Widok rozgwieżdżonego nieba wpływa bardzo korzystnie nie tylko na nasz stan ducha i wrażenia estetyczne. To także warunek zdrowego funkcjonowania naszego organizmu.
Przekazując darowiznę, pomagasz Aletei kontynuować jej misję. Dzięki Tobie możemy wspólnie budować przyszłość tego wyjątkowego projektu.
Upragniony wyjazd na wakacje, poza miasto, na łono przyrody, w góry. Przyjeżdżamy na miejsce już po zachodzie słońca. Wysiadamy z żoną z samochodu i oprócz uderzającej ciszy zadziwia nas jeszcze jedna rzecz. Ciemność. Nad horyzontem nie unosi się żadna łuna.
Po zgaszeniu światła w pokoju czujemy się przez jak niewidomi. Nasz wzrok przez dłuższą chwilę musi przyzwyczaić się do warunków, w których nie przyszło mu spędzać zbyt wiele czasu. Kiedy już upewniamy się, że nic nam nie jest, spoglądamy przez okno, które staje się jedynym źródłem światła.
Nad nami widoczna gołym okiem (jak się okazuje – jak nigdzie indziej w Polsce) Droga Mleczna. Bieszczady pozostały jedynym miejscem w Polsce, w którym można obserwować naturalne niebo, niemal bez żadnego zanieczyszczenia sztucznym światłem. Nie bez powodu powstał tam też kilka lat temu Park Gwiezdnego Nieba.
Jedna trzecia ludzkości i na przykład 80 procent mieszkańców Stanów Zjednoczonych nie jest w stanie zobaczyć Drogi Mlecznej z miejsca, w którym żyje. Europa pod tym względem wygląda nieco lepiej, choć i tak zostało jedynie pięć miejsc, w których możemy oglądać czyste niebo – mówi Paweł Duris, pomysłodawca i założyciel Parku Gwiezdnego Nieba w Bieszczadach, przewodniczący grupy zajmującej się problemem zanieczyszczeniem nieba w Słowackim Towarzystwie Astronomicznym przy Akademii Nauk.
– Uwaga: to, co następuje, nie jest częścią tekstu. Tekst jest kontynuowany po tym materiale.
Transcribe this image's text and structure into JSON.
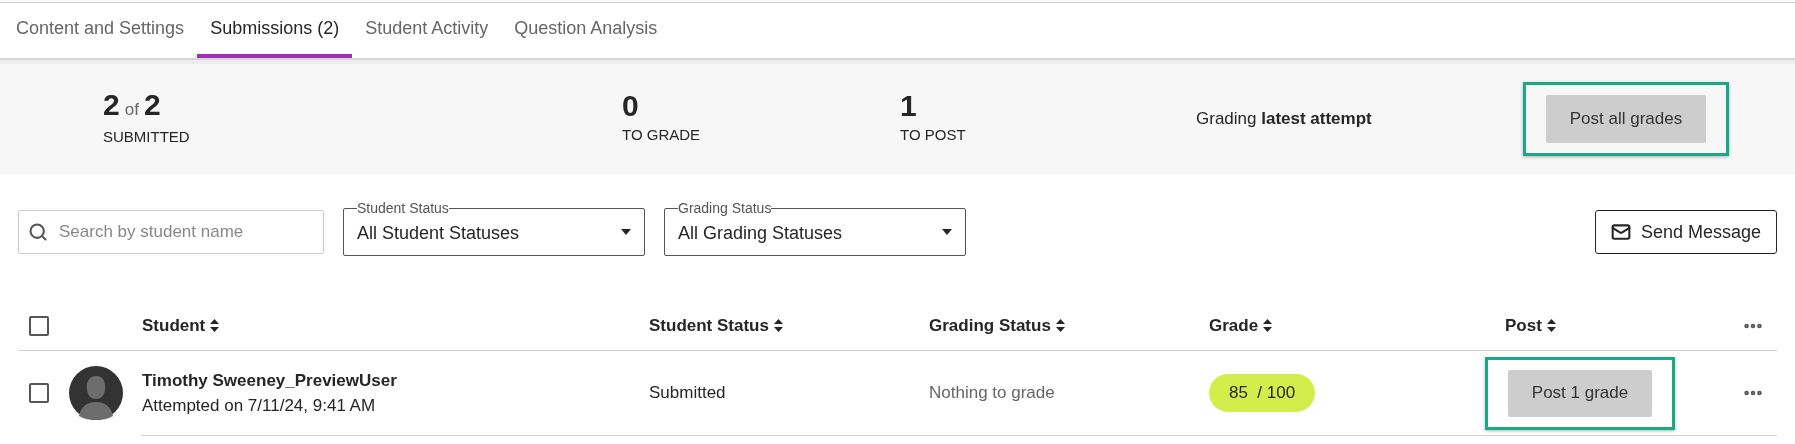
{
  "tabs": [
    {
      "label": "Content and Settings",
      "selected": false
    },
    {
      "label": "Submissions (2)",
      "selected": true
    },
    {
      "label": "Student Activity",
      "selected": false
    },
    {
      "label": "Question Analysis",
      "selected": false
    }
  ],
  "summary": {
    "stats": [
      {
        "value": "2",
        "of": "of",
        "total": "2",
        "label": "SUBMITTED"
      },
      {
        "value": "0",
        "label": "TO GRADE"
      },
      {
        "value": "1",
        "label": "TO POST"
      }
    ],
    "grading_mode": "Grading **latest attempt**",
    "post_all_button": {
      "label": "Post all grades",
      "highlighted": true
    }
  },
  "filters": {
    "search": {
      "placeholder": "Search by student name"
    },
    "selects": [
      {
        "label": "Student Status",
        "value": "All Student Statuses"
      },
      {
        "label": "Grading Status",
        "value": "All Grading Statuses"
      }
    ],
    "send_message_button": "Send Message"
  },
  "table": {
    "select_all_checked": false,
    "columns": [
      "Student",
      "Student Status",
      "Grading Status",
      "Grade",
      "Post"
    ],
    "rows": [
      {
        "checked": false,
        "name": "Timothy Sweeney_PreviewUser",
        "attempted": "Attempted on 7/11/24, 9:41 AM",
        "student_status": "Submitted",
        "grading_status": "Nothing to grade",
        "grade": "85  / 100",
        "post_button": {
          "label": "Post 1 grade",
          "highlighted": true
        }
      }
    ]
  }
}
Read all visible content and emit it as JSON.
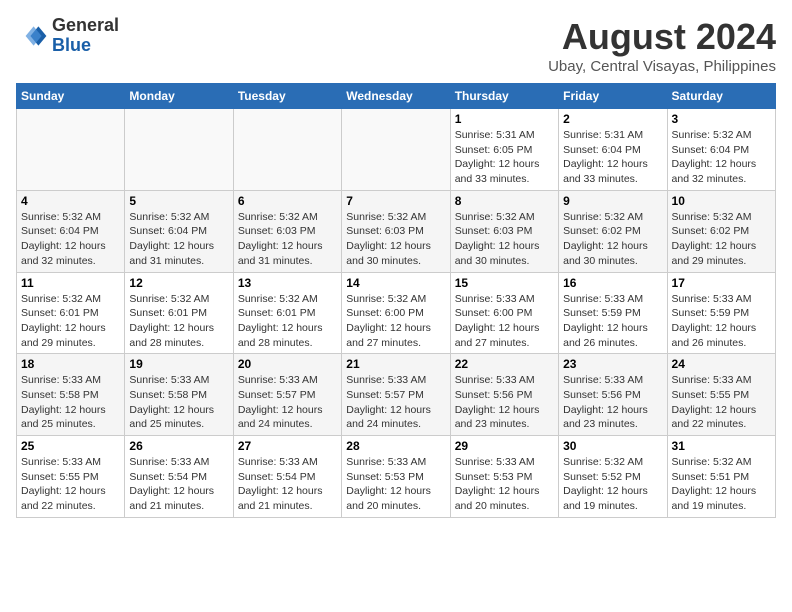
{
  "header": {
    "logo_general": "General",
    "logo_blue": "Blue",
    "month_year": "August 2024",
    "location": "Ubay, Central Visayas, Philippines"
  },
  "days_of_week": [
    "Sunday",
    "Monday",
    "Tuesday",
    "Wednesday",
    "Thursday",
    "Friday",
    "Saturday"
  ],
  "weeks": [
    [
      {
        "day": "",
        "info": ""
      },
      {
        "day": "",
        "info": ""
      },
      {
        "day": "",
        "info": ""
      },
      {
        "day": "",
        "info": ""
      },
      {
        "day": "1",
        "info": "Sunrise: 5:31 AM\nSunset: 6:05 PM\nDaylight: 12 hours\nand 33 minutes."
      },
      {
        "day": "2",
        "info": "Sunrise: 5:31 AM\nSunset: 6:04 PM\nDaylight: 12 hours\nand 33 minutes."
      },
      {
        "day": "3",
        "info": "Sunrise: 5:32 AM\nSunset: 6:04 PM\nDaylight: 12 hours\nand 32 minutes."
      }
    ],
    [
      {
        "day": "4",
        "info": "Sunrise: 5:32 AM\nSunset: 6:04 PM\nDaylight: 12 hours\nand 32 minutes."
      },
      {
        "day": "5",
        "info": "Sunrise: 5:32 AM\nSunset: 6:04 PM\nDaylight: 12 hours\nand 31 minutes."
      },
      {
        "day": "6",
        "info": "Sunrise: 5:32 AM\nSunset: 6:03 PM\nDaylight: 12 hours\nand 31 minutes."
      },
      {
        "day": "7",
        "info": "Sunrise: 5:32 AM\nSunset: 6:03 PM\nDaylight: 12 hours\nand 30 minutes."
      },
      {
        "day": "8",
        "info": "Sunrise: 5:32 AM\nSunset: 6:03 PM\nDaylight: 12 hours\nand 30 minutes."
      },
      {
        "day": "9",
        "info": "Sunrise: 5:32 AM\nSunset: 6:02 PM\nDaylight: 12 hours\nand 30 minutes."
      },
      {
        "day": "10",
        "info": "Sunrise: 5:32 AM\nSunset: 6:02 PM\nDaylight: 12 hours\nand 29 minutes."
      }
    ],
    [
      {
        "day": "11",
        "info": "Sunrise: 5:32 AM\nSunset: 6:01 PM\nDaylight: 12 hours\nand 29 minutes."
      },
      {
        "day": "12",
        "info": "Sunrise: 5:32 AM\nSunset: 6:01 PM\nDaylight: 12 hours\nand 28 minutes."
      },
      {
        "day": "13",
        "info": "Sunrise: 5:32 AM\nSunset: 6:01 PM\nDaylight: 12 hours\nand 28 minutes."
      },
      {
        "day": "14",
        "info": "Sunrise: 5:32 AM\nSunset: 6:00 PM\nDaylight: 12 hours\nand 27 minutes."
      },
      {
        "day": "15",
        "info": "Sunrise: 5:33 AM\nSunset: 6:00 PM\nDaylight: 12 hours\nand 27 minutes."
      },
      {
        "day": "16",
        "info": "Sunrise: 5:33 AM\nSunset: 5:59 PM\nDaylight: 12 hours\nand 26 minutes."
      },
      {
        "day": "17",
        "info": "Sunrise: 5:33 AM\nSunset: 5:59 PM\nDaylight: 12 hours\nand 26 minutes."
      }
    ],
    [
      {
        "day": "18",
        "info": "Sunrise: 5:33 AM\nSunset: 5:58 PM\nDaylight: 12 hours\nand 25 minutes."
      },
      {
        "day": "19",
        "info": "Sunrise: 5:33 AM\nSunset: 5:58 PM\nDaylight: 12 hours\nand 25 minutes."
      },
      {
        "day": "20",
        "info": "Sunrise: 5:33 AM\nSunset: 5:57 PM\nDaylight: 12 hours\nand 24 minutes."
      },
      {
        "day": "21",
        "info": "Sunrise: 5:33 AM\nSunset: 5:57 PM\nDaylight: 12 hours\nand 24 minutes."
      },
      {
        "day": "22",
        "info": "Sunrise: 5:33 AM\nSunset: 5:56 PM\nDaylight: 12 hours\nand 23 minutes."
      },
      {
        "day": "23",
        "info": "Sunrise: 5:33 AM\nSunset: 5:56 PM\nDaylight: 12 hours\nand 23 minutes."
      },
      {
        "day": "24",
        "info": "Sunrise: 5:33 AM\nSunset: 5:55 PM\nDaylight: 12 hours\nand 22 minutes."
      }
    ],
    [
      {
        "day": "25",
        "info": "Sunrise: 5:33 AM\nSunset: 5:55 PM\nDaylight: 12 hours\nand 22 minutes."
      },
      {
        "day": "26",
        "info": "Sunrise: 5:33 AM\nSunset: 5:54 PM\nDaylight: 12 hours\nand 21 minutes."
      },
      {
        "day": "27",
        "info": "Sunrise: 5:33 AM\nSunset: 5:54 PM\nDaylight: 12 hours\nand 21 minutes."
      },
      {
        "day": "28",
        "info": "Sunrise: 5:33 AM\nSunset: 5:53 PM\nDaylight: 12 hours\nand 20 minutes."
      },
      {
        "day": "29",
        "info": "Sunrise: 5:33 AM\nSunset: 5:53 PM\nDaylight: 12 hours\nand 20 minutes."
      },
      {
        "day": "30",
        "info": "Sunrise: 5:32 AM\nSunset: 5:52 PM\nDaylight: 12 hours\nand 19 minutes."
      },
      {
        "day": "31",
        "info": "Sunrise: 5:32 AM\nSunset: 5:51 PM\nDaylight: 12 hours\nand 19 minutes."
      }
    ]
  ]
}
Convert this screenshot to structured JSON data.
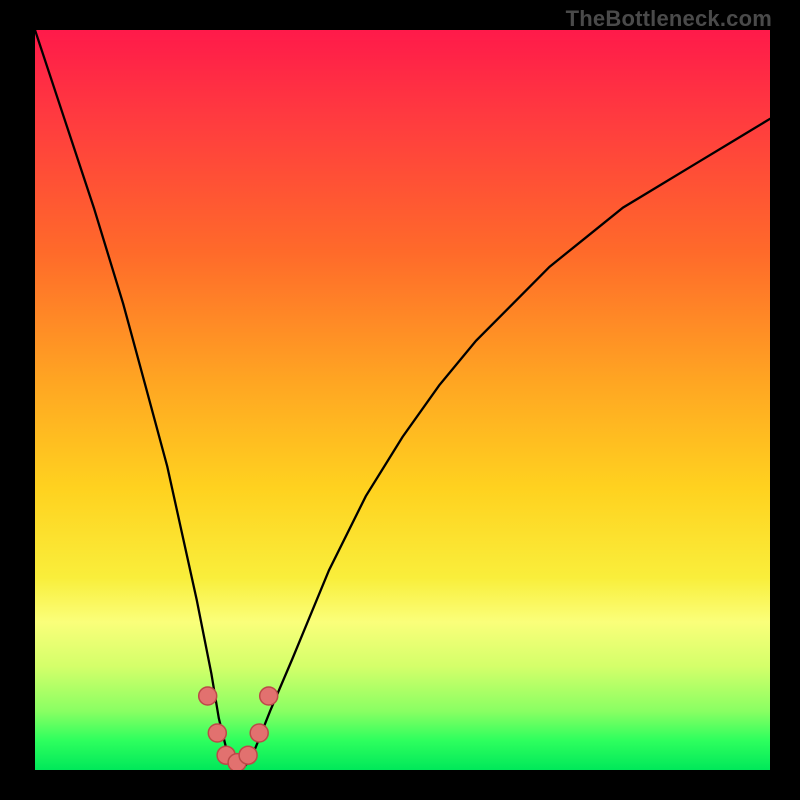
{
  "watermark": "TheBottleneck.com",
  "chart_data": {
    "type": "line",
    "title": "",
    "xlabel": "",
    "ylabel": "",
    "xlim": [
      0,
      100
    ],
    "ylim": [
      0,
      100
    ],
    "series": [
      {
        "name": "curve",
        "x": [
          0,
          4,
          8,
          12,
          15,
          18,
          20,
          22,
          24,
          25,
          26,
          27,
          28,
          29,
          30,
          32,
          35,
          40,
          45,
          50,
          55,
          60,
          65,
          70,
          75,
          80,
          85,
          90,
          95,
          100
        ],
        "y": [
          100,
          88,
          76,
          63,
          52,
          41,
          32,
          23,
          13,
          7,
          3,
          1,
          0,
          1,
          3,
          8,
          15,
          27,
          37,
          45,
          52,
          58,
          63,
          68,
          72,
          76,
          79,
          82,
          85,
          88
        ]
      }
    ],
    "markers": [
      {
        "x": 23.5,
        "y": 10,
        "r": 2.2
      },
      {
        "x": 24.8,
        "y": 5,
        "r": 2.2
      },
      {
        "x": 26.0,
        "y": 2,
        "r": 2.2
      },
      {
        "x": 27.5,
        "y": 1,
        "r": 2.2
      },
      {
        "x": 29.0,
        "y": 2,
        "r": 2.2
      },
      {
        "x": 30.5,
        "y": 5,
        "r": 2.2
      },
      {
        "x": 31.8,
        "y": 10,
        "r": 2.2
      }
    ],
    "gradient_stops": [
      {
        "pos": 0,
        "color": "#ff1a4a"
      },
      {
        "pos": 12,
        "color": "#ff3b3f"
      },
      {
        "pos": 30,
        "color": "#ff6a2a"
      },
      {
        "pos": 48,
        "color": "#ffa722"
      },
      {
        "pos": 62,
        "color": "#ffd21f"
      },
      {
        "pos": 74,
        "color": "#f9ee3b"
      },
      {
        "pos": 80,
        "color": "#faff7a"
      },
      {
        "pos": 86,
        "color": "#d4ff6a"
      },
      {
        "pos": 92,
        "color": "#8aff63"
      },
      {
        "pos": 96,
        "color": "#2eff5e"
      },
      {
        "pos": 100,
        "color": "#00e85a"
      }
    ]
  }
}
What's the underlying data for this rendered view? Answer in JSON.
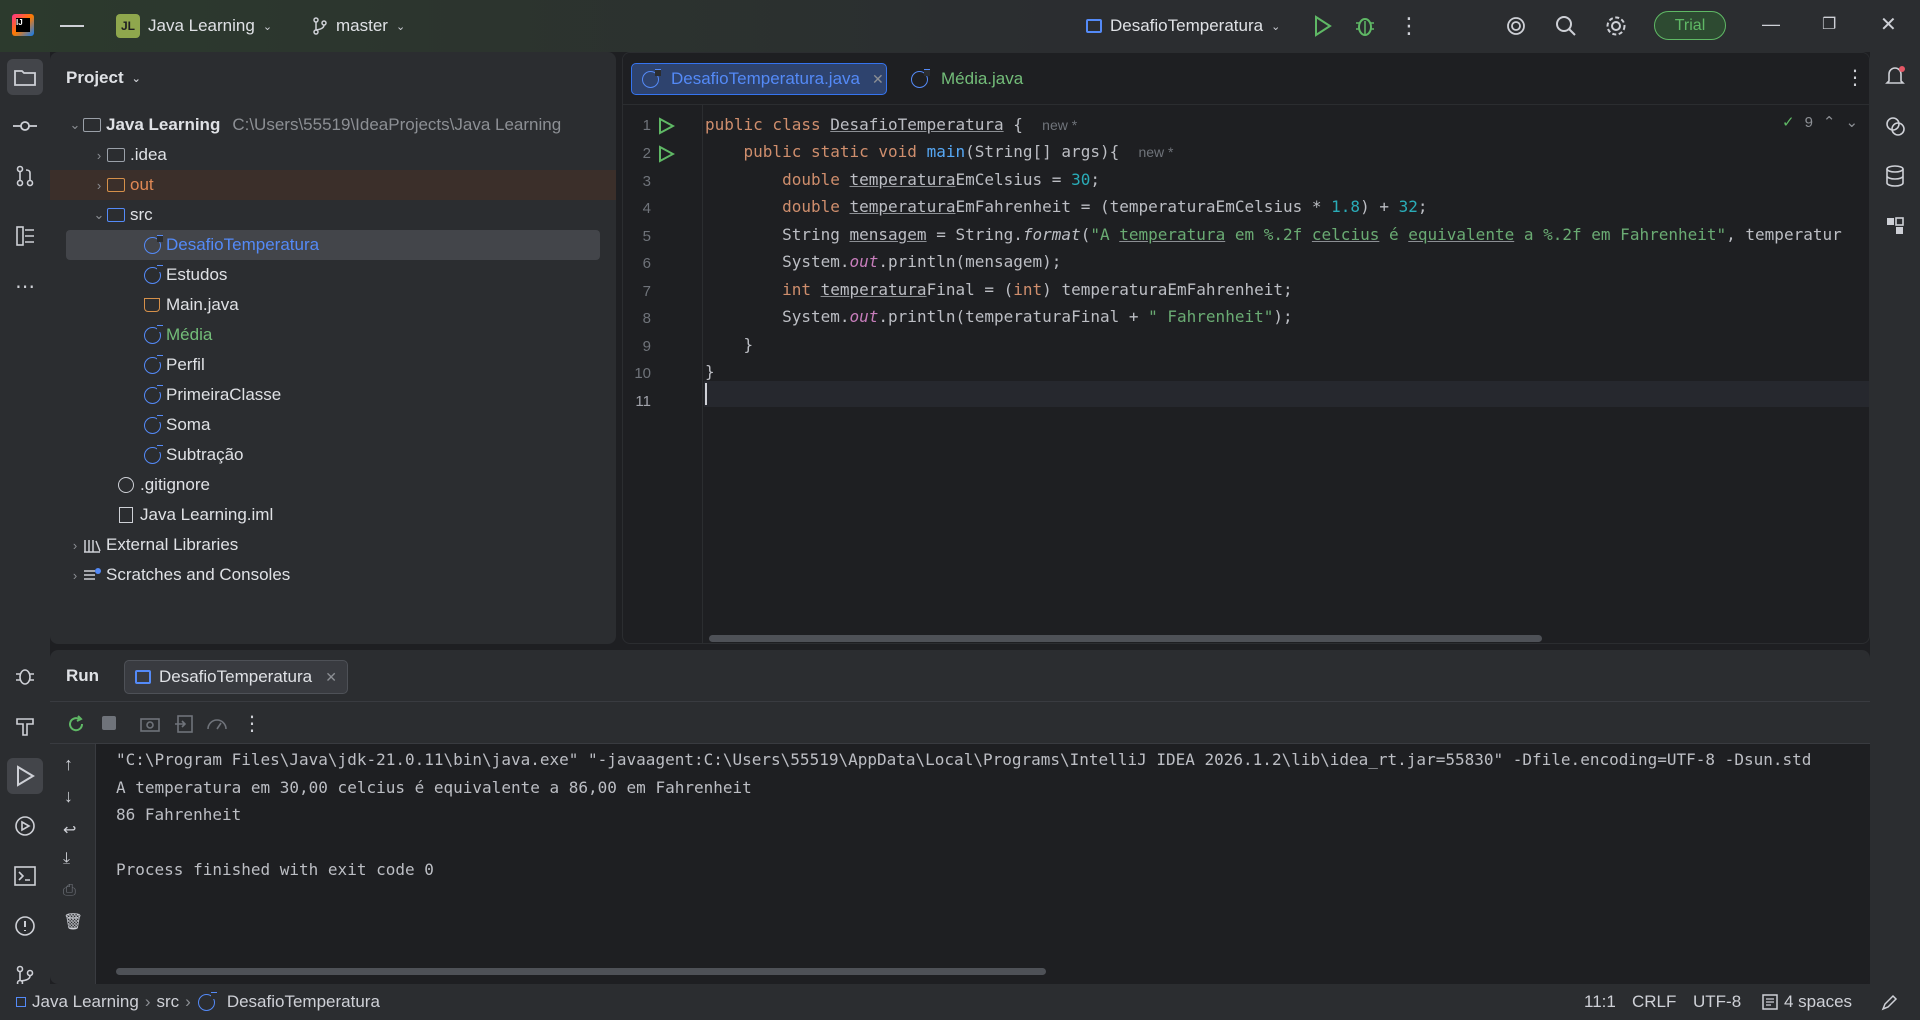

Ciemne, rozgwieżdżone niebo jest częścią dziedzictwa przyrodniczego zapisanego w UNESCO. Dlatego powstają parki takie jak ten w Bieszczadach. W Polsce istnieje jeszcze jedno podobne miejsce, w Górach Izerskich.
Ciemne niebo ma także ogromny wpływ na nasze zdrowie. Człowiek korzysta ze sztucznego światła od niewiele ponad 140 lat (wynalezienie żarówki). Do tamtego czasu głównym źródłem światła w nocy był ogień, ze swoją charakterystyczną pomarańczową barwą. Dzisiaj, zwłaszcza w dużych miastach, atakuje nas zewsząd nienaturalne, niebieskie światło, które wprowadza zamieszanie w naszym organizmie.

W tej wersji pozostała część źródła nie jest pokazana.